Sebenarnya semua berjalan seperti biasa. Akan tetapi, rapat yang diadakan untuk membahas kegiatan baksi sosial itu tiba-tiba menjadi kaku ketika kak Alif-Ketua Rohis-menyampaikan suatu nasehat yang bersinggungan dengan masalah pribadi Asna.
“Sebagai anggota Rohis, sudah seharusnya kita sadar bahwa jalan yang telah kita pilih ini adalah sesuatu yang membutuhkan komitmen dan pengorbanan. Dalam ikatan Ukhuwah Islamiyah yang kita bangun bersama melalui lembaga da’wah ini, masih ingatkah kita akan tujuan kita bersama dalam forum ini?
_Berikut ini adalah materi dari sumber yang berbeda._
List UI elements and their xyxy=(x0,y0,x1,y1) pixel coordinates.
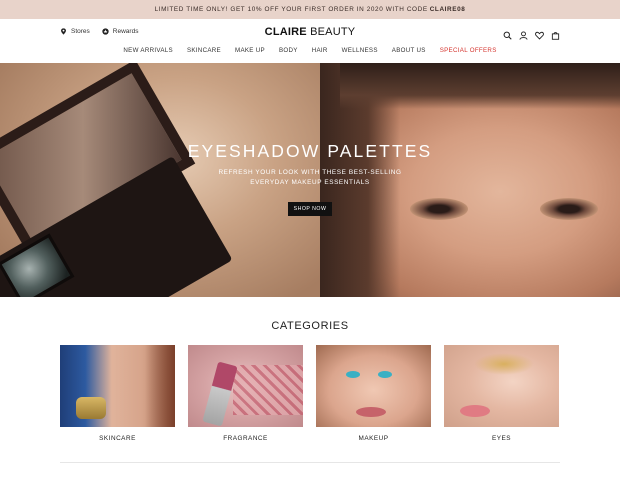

Bukankah untuk menumbuhkan suatu pergaulan sehat di SMA kita tercinta ini? Masih maukah kita menjalankan komitmen ini? Sadarkah bahwa kita adalah panutan bagi yang lain, dimana sifat dan perilaku kita sebagai aktivis da’wah selalu menjadi perhatian? Meskipun sebagai manusia kita memiliki kelemahan, tak pernah luput dari kesalahan, marilah kita senantiasa berusaha untuk senantiasa menjadi insan yang lebih baik dari hari ke hari. Ingatlah bahwa kita adalah panutan. Kalau aktivis Rohis sendiri berpacaran, apakah misi da’wah kita akan berubah haluan untuk melestarikan budaya tersebut di kalangan remaja muslim?”
Begitulah kata-kata terakhir yang disampaikan Kak Alif sebelum menutup forum. Kata-kata yang sangat menyinggung perasaan Asna. Sudah bukan rahasia lagi, di kalangan aktivis Rohis, Asna baru-baru ini menjalin kedekatan yang intensif dengan Iqbal, wakil ketua Rohis periode ini.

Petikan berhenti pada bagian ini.